Teresa acordou e olhou para o filho Claudinho, que dormia na cama ao
lado, impunemente, como um pássaro no ninho. Dali a pouco teria de
acordá-lo para ir à escola que ficava no caminho entre sua casa e o
trabalho.
Dirigiu-se ao banheiro e olhou no espelho. “Que rosto amassado, parece
que uma betoneira passou em cima de mim”, pensou. Como estava
adiantada, resolveu tomar um banho mais longo que os rotineiros,
daqueles que lavam o corpo e a alma.
Vestiu o roupão e foi ligar a televisão. Assim que entrou na sala,
levou um susto enorme. Tentou gritar, mas a garganta furtou-lhe a
vontade e seus pés ficaram plantados no carpete. Um homem dormia no
sofá. Permaneceu paralisada alguns segundos até criar coragem e olhou
o rosto do dorminhoco. “Meu Deus do céu, é o Cláudio.” Apesar da
barba, Teresa teve a certeza.

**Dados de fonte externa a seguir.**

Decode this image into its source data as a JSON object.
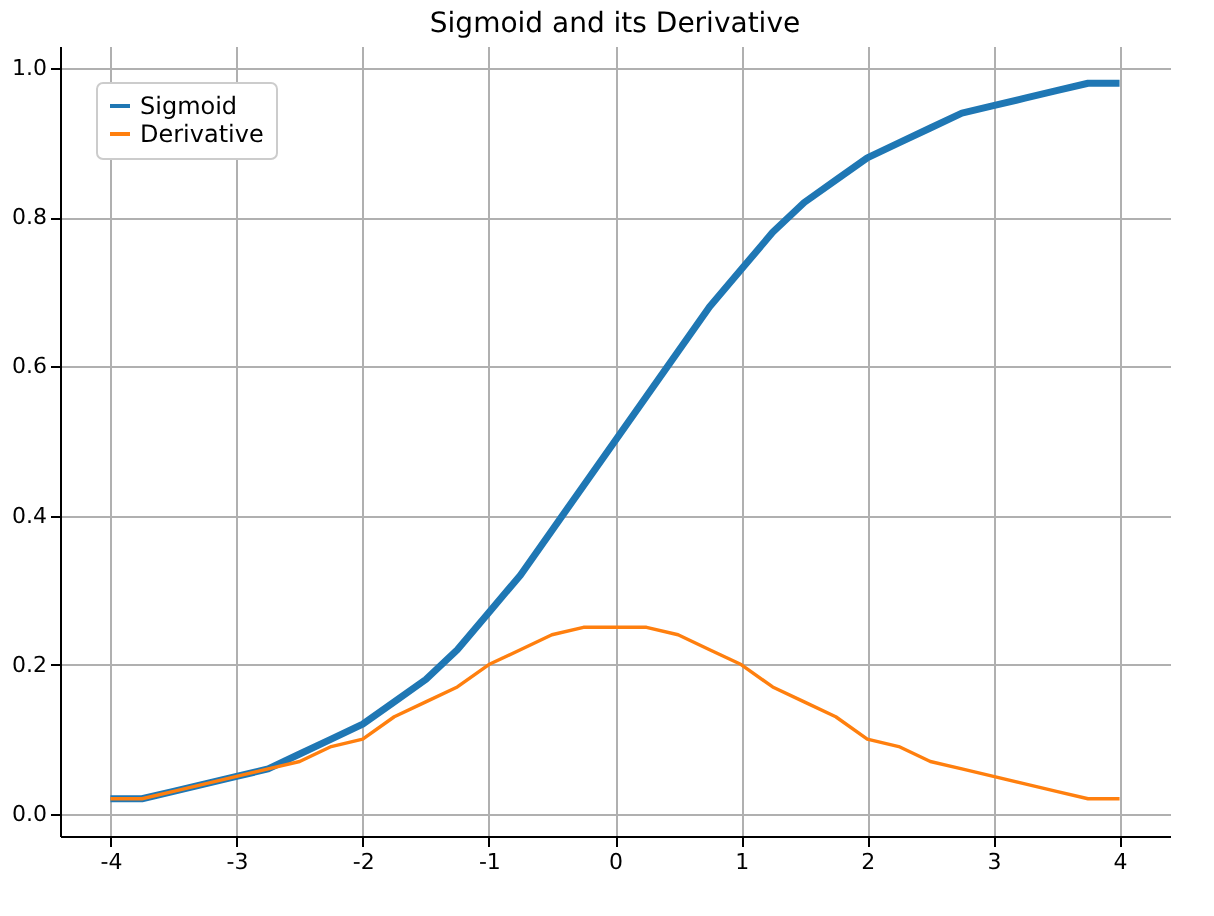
{
  "chart_data": {
    "type": "line",
    "title": "Sigmoid and its Derivative",
    "x": [
      -4,
      -3.75,
      -3.5,
      -3.25,
      -3,
      -2.75,
      -2.5,
      -2.25,
      -2,
      -1.75,
      -1.5,
      -1.25,
      -1,
      -0.75,
      -0.5,
      -0.25,
      0,
      0.25,
      0.5,
      0.75,
      1,
      1.25,
      1.5,
      1.75,
      2,
      2.25,
      2.5,
      2.75,
      3,
      3.25,
      3.5,
      3.75,
      4
    ],
    "series": [
      {
        "name": "Sigmoid",
        "color": "#1f77b4",
        "values": [
          0.02,
          0.02,
          0.03,
          0.04,
          0.05,
          0.06,
          0.08,
          0.1,
          0.12,
          0.15,
          0.18,
          0.22,
          0.27,
          0.32,
          0.38,
          0.44,
          0.5,
          0.56,
          0.62,
          0.68,
          0.73,
          0.78,
          0.82,
          0.85,
          0.88,
          0.9,
          0.92,
          0.94,
          0.95,
          0.96,
          0.97,
          0.98,
          0.98
        ]
      },
      {
        "name": "Derivative",
        "color": "#ff7f0e",
        "values": [
          0.02,
          0.02,
          0.03,
          0.04,
          0.05,
          0.06,
          0.07,
          0.09,
          0.1,
          0.13,
          0.15,
          0.17,
          0.2,
          0.22,
          0.24,
          0.25,
          0.25,
          0.25,
          0.24,
          0.22,
          0.2,
          0.17,
          0.15,
          0.13,
          0.1,
          0.09,
          0.07,
          0.06,
          0.05,
          0.04,
          0.03,
          0.02,
          0.02
        ]
      }
    ],
    "xlim": [
      -4.4,
      4.4
    ],
    "xticks": [
      -4,
      -3,
      -2,
      -1,
      0,
      1,
      2,
      3,
      4
    ],
    "ylim": [
      -0.03,
      1.03
    ],
    "yticks": [
      {
        "value": 0,
        "label": "0.0"
      },
      0.2,
      0.4,
      0.6,
      0.8,
      {
        "value": 1,
        "label": "1.0"
      }
    ],
    "grid": true,
    "legend": "top left",
    "marker": "none",
    "line_style": "solid"
  }
}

Era ele mesmo. Milhares de perguntas
vieram a sua mente. “Aonde foi, por que voltou?…
Eles se conheceram na fila de xerox da faculdade. Ambos faziam o curso
de Psicologia. Ele, dois anos a frente. Ela, uma caloura inexperiente
e ingênua. Cláudio, um dos rapazes mais formosos da escola. Muitas
alunas suspiravam ao ver aquela figura morena passar no corredor. Era
também inteligente e pertencia ao centro acadêmico. Bom orador, não
tardou a ser líder estudantil.
Namoraram por mais de um ano. Até que um dia ele sumiu. Teresa
procurou seus amigos, parentes, e nada. Foi até à polícia. Cláudio
havia desaparecido por completo, sem saber que tinha deixado um fruto
na barriga de Teresa.
Claudinho tinha, naquele instante, quase quatro anos e sua mãe já era
gerente de recursos humanos numa grande empresa. Bom salário,
apartamento próprio. Mas sempre evitou namorados, porque o espectro de
Cláudio sempre a acompanhava e acreditava que um dia ele voltaria. E,
agora, ali estava ele.
Cláudio carregava um molho de chaves na cintura. Teresa olhou e
percebeu que uma delas parecia a do seu apartamento. Como seria
possível? O prédio nem existia quando ele sumiu. Olhou para a porta e
notou que a principal lingüeta da fechadura estava destravada. Ele
vestia um tênis velho e fora de moda, uma calça jeans puída e suja. Um
maço de cigarros ordinário no bolso da camisa. E a barba? Seu rosto
fora liso como porcelana chinesa. Ela lembrou-se de uma música de
Caetano Veloso que gostavam muito. Um dos versos dizia: "Tempo, Tempo,
Tempo, Tempo, entro num acordo contigo." Cláudio envelhecera, não
fizera acordo com o tempo.
"Claudinho, ele precisa conhecer o filho." É a sua cara, seu cabelo,
seu nariz... Mas sentiu medo de acordar Cláudio, que dormia tão
profundamente quanto o filho. Respirou forte todo o ar que podia e foi
até o quarto despertar o menino. Deu trabalho, demorou alguns minutos,
mas levou-o pela mão até a sala. Mas não havia mais ninguém no sofá.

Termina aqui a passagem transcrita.